Già un anno fa, Amnesty aveva rivelato una serie di atti giudiziari che dimostravano come Shell avesse fornito false dichiarazioni sulla dimensione e l’impatto di due grandi fuoriuscite, con l’obiettivo di ridurre al minimo i risarcimenti. Centinaia di migliaia di persone potrebbero non aver ricevuto il risarcimento o aver ricevuto meno di quanto dovuto. La prova era emersa nel corso dell’azione legale promossa da 15mila persone i cui mezzi di sussistenza erano stati colpiti in modo devastante dalle fuoriuscite di petrolio. L’azione legale, condotta in un tribunale britannico, aveva costretto la Shell ad ammettere di aver sottostimato la reale dimensione dei danni.
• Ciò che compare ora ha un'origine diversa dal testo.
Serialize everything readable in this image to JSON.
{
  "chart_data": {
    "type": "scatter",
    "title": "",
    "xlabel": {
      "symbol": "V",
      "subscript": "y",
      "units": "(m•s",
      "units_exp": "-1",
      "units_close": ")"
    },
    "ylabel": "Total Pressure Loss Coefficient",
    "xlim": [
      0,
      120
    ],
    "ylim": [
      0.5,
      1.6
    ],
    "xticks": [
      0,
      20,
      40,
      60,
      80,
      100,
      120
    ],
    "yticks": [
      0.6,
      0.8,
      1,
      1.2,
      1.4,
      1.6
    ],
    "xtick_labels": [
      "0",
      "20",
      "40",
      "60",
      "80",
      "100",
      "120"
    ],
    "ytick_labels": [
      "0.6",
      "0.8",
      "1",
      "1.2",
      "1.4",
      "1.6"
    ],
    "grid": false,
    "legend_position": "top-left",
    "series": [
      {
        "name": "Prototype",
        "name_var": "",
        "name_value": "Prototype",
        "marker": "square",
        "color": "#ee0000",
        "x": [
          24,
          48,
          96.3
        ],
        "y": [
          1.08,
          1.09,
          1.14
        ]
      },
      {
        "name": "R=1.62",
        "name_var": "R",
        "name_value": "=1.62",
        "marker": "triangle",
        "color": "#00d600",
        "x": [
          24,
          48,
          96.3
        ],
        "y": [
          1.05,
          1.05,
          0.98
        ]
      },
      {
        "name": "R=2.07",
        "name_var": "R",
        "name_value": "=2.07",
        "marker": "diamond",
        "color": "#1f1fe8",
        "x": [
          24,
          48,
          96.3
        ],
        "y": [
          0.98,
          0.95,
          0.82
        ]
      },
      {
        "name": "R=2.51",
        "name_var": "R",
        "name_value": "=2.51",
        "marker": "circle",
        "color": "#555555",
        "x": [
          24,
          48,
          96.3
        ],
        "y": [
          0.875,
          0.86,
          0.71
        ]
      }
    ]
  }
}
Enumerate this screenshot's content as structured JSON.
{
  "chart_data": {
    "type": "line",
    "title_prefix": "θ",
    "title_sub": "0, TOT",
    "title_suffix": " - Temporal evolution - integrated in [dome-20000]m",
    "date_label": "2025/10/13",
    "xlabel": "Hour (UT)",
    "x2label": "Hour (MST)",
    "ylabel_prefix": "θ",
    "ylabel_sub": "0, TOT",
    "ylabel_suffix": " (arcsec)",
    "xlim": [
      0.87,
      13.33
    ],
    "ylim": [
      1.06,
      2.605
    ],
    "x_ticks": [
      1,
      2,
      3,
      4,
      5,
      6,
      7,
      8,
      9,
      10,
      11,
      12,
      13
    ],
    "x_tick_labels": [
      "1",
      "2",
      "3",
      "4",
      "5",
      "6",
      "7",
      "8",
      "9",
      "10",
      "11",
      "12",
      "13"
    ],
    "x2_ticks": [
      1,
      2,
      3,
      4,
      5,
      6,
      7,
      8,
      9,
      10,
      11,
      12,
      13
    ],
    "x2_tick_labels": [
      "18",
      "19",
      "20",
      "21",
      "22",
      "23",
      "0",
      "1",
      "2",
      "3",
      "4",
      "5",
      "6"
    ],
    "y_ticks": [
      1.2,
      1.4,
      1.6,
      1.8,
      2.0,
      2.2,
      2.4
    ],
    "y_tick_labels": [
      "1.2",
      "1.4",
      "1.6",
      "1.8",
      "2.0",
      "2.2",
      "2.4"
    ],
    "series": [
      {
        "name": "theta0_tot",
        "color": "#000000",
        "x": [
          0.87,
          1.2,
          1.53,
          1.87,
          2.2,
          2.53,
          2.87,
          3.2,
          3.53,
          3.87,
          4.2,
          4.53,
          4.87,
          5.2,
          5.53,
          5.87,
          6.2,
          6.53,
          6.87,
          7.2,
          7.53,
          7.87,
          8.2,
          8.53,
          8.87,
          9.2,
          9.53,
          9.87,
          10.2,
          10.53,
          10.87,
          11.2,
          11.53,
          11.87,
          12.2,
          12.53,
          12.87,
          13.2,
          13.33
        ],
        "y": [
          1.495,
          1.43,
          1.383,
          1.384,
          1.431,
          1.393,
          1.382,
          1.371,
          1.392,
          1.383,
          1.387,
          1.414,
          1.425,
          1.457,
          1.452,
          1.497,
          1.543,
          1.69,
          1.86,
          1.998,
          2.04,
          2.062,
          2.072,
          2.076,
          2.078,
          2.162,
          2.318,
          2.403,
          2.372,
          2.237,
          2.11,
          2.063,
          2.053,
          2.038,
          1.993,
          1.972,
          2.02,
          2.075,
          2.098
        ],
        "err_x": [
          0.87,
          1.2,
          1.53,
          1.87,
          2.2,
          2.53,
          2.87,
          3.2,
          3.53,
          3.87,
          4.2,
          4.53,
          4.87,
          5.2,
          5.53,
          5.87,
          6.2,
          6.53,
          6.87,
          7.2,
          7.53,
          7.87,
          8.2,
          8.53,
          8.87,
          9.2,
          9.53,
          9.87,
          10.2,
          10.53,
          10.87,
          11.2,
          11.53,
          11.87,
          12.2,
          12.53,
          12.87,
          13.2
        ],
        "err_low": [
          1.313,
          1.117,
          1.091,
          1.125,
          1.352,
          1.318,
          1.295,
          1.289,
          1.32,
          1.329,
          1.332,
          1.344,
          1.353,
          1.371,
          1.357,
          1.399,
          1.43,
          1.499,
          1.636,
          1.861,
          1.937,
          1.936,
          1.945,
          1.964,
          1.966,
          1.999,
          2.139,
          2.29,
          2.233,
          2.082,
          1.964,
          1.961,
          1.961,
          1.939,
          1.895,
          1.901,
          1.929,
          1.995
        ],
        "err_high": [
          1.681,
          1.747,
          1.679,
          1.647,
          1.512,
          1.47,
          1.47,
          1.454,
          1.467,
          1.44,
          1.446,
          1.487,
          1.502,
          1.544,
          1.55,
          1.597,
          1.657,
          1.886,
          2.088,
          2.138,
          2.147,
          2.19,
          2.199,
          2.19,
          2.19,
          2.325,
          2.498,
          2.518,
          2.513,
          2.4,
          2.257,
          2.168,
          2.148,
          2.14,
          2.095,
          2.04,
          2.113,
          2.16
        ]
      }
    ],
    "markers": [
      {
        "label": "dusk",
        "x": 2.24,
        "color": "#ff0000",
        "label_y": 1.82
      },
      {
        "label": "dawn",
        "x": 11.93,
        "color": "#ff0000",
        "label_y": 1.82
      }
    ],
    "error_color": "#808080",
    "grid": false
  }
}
Gli atti giudiziari in possesso di Amnesty International dimostravano inoltre per la prima volta che la Shell da anni sapeva che i suoi impianti erano in pessime condizioni. In un memorandum interno dell’azienda, riferito a uno studio del 2002, si leggeva: “Il futuro della maggior parte degli impianti è più o meno breve o inesistente, mentre le restanti sezioni presentano grandi rischi e pericoli”. In un altro documento interno, datato 10 dicembre 2009, un impiegato della Shell metteva in guardia: “La compagnia è del tutto esposta, dato che da 15 anni sugli oleodotti dell’Ogoniland non c’è stata manutenzione adeguata né una verifica della loro integrità”. Nonostante ciò, la Shell ha continuato ad attribuire la gran parte delle fuoriuscite dai suoi impianti al sabotaggio, pur essendo pienamente a conoscenza delle loro cattive condizioni.

Il rapporto appena diffuso da Amnesty stima che un inquinamento di tali proporzioni potrebbe richiedere la più grande operazione di bonifica al mondo e durare dai 25 ai 30 anni, con un costo complessivo che potrebbe aggirarsi attorno a un miliardo di dollari.